Posted In Dads, Moms, Parenting, Parents - By KidsMug On Monday, January 13th, 2014 With 0 Comments

 

mort

Il est essentiel, quel que soit l’âge de l’enfant, de toujours lui dire la vérité avec des mots qu’il peut comprendre. Les adultes pensent à tort que le deuil est une expérience trop bouleversante pour l’enfant. « Un enfant a la capacité de survivre à toutes les épreuves…
à condition qu’on lui dise la vérité, qu’on lui permette de poser des questions, d’exprimer ses sentiments avec ceux qu’ils aiment et bien sûr d’entretenir le souvenir de l’être cher. » Comme il a été mentionné précédemment, l’enfant, selon son âge, a une conception différente de la mort. Il vivra donc son deuil dépendamment de sa définition de la mort. Pour vous aider à accompagner l’enfant dans son deuil, il est nécessaire de savoir ce que l’enfant comprend de la mort. La documentation qui suit a été divisée selon des groupes d’âges.

L’enfant de 0 à 2 ans.

 

L’enfant âgé de moins de deux ans n’a pas les habiletés cognitives nécessaires pour comprendre la mort. Ainsi, il ne vivra pas un deuil. « Avant l’acquisition permanente de l’objet*, à 18 mois environ, le nourrisson n’a pas de notion de la perte permanente ou de la mort. »

Mais attention, même si l’enfant ne comprend pas ce qu’est la mort et s’il avait un lien d’attachement affectif avec la personne décédée, il vivra cette épreuve comme une séparation.
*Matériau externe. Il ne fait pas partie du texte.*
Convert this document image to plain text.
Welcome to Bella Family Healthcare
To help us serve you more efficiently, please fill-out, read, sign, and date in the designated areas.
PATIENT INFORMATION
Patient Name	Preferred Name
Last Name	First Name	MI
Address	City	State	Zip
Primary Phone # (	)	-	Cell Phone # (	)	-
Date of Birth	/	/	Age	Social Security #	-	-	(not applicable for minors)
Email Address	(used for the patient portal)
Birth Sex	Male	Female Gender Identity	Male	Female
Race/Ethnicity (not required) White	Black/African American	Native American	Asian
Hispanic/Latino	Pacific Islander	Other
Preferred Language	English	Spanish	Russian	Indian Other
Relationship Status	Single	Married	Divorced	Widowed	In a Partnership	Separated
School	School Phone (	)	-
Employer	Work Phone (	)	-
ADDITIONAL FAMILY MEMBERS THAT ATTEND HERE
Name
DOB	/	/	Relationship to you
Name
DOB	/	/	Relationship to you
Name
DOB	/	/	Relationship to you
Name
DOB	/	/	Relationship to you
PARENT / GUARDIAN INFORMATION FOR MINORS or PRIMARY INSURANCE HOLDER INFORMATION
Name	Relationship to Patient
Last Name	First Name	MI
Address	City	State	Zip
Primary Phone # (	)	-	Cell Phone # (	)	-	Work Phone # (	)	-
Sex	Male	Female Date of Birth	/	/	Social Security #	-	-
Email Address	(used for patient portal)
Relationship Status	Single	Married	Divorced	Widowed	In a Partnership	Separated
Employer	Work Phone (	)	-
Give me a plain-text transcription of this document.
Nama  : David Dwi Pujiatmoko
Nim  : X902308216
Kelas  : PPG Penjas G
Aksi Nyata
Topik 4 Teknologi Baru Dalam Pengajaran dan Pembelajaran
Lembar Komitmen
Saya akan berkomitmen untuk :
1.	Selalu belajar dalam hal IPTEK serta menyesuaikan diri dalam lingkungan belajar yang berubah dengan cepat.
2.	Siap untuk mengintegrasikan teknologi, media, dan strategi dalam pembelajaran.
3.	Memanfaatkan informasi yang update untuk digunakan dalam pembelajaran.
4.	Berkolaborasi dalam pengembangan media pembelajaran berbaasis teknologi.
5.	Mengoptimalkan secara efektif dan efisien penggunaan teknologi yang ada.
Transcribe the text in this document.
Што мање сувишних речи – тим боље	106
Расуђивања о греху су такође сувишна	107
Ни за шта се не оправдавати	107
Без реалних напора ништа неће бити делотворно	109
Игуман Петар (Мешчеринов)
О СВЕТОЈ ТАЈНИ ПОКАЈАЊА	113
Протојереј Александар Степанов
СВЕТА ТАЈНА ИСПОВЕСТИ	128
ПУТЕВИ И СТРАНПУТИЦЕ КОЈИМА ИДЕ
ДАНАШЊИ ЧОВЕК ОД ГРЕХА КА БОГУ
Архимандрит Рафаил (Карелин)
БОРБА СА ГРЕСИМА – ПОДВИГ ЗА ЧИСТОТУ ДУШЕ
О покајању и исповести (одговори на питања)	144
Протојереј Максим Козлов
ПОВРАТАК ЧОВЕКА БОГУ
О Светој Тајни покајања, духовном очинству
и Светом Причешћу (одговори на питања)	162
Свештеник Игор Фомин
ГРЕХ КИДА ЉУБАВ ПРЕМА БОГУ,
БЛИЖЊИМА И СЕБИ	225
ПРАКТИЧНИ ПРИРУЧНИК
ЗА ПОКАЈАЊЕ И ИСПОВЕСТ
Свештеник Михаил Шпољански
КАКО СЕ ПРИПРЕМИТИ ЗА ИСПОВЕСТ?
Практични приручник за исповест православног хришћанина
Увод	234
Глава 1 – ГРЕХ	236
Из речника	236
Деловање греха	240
L’enfant va « classer » la disparition de la personne défunte au même rang qu’un parent qui quitte celui-ci pour sa journée de travail. Malgré tout, l’angoisse de la séparation peut faire souffrir l’enfant. De plus, il peut aussi ressentir les émotions de son entourage. Si c’est un des parents qui meurt, l’enfant peut ressentir une profonde détresse ainsi que de l’anxiété suite à la séparation.

Interventions que vous pouvez faire :

Réconfortez l’enfant. « Seul le réconfort de la continuité semble neutraliser l’angoisse de la séparation. » Il faut offrir une stabilité à l’enfant dans son quotidien comme établir une routine. Donner de l’affection et de l’amour à l’enfant, lui donner la possibilité d’avoir des contacts sociaux sont aussi bénéfiques pour accompagner ce dernier dans son « deuil ».

 

Est-ce que l’enfant devrait aller au salon funéraire ou aller au service religieux à l’église?

Tout dépend de votre vision des choses et de vos croyances religieuses. À cet âge, l’enfant ne sera pas perturbé par les rituels religieux mais ils ne seront pas bénéfiques pour lui. Cela n’aura aucune incidence sur l’enfant. C’est à vous de choisir.

 

En conclusion…

Ces interventions sont démocratiques parce qu’elles exigent une implication chaleureuse de la part de l’adulte. En donnant de l’affection à l’enfant et en favorisant ses contacts sociaux, l’adulte contribue à développer l’amour de soi et l’estime de soi chez l’enfant ainsi que le développement de ses habiletés sociales.

L’enfant de 2 à 6 ans.

 

L’enfant de 2 à 6 ans perçoit, comme l’enfant de 0 à 2 ans, la mort comme une séparation parce qu’il ne comprend pas la fatalité de la mort. Il peut aussi interpréter la mort comme un long sommeil. Pour lui, la personne décédée peut très bien revenir. La mort est associée à toutes choses ou à toutes personnes qui s’en vont ou disparaissent. Ainsi, c’est durant cette période que l’enfant enterre des animaux morts avec de la nourriture. L’enfant tente également de différencier ce qui est vivant et ce qui est mort. Celui-ci va croire que tous les objets qui bougent sont vivants. De plus, l’enfant vit une phase d’égocentrisme* durant cette période.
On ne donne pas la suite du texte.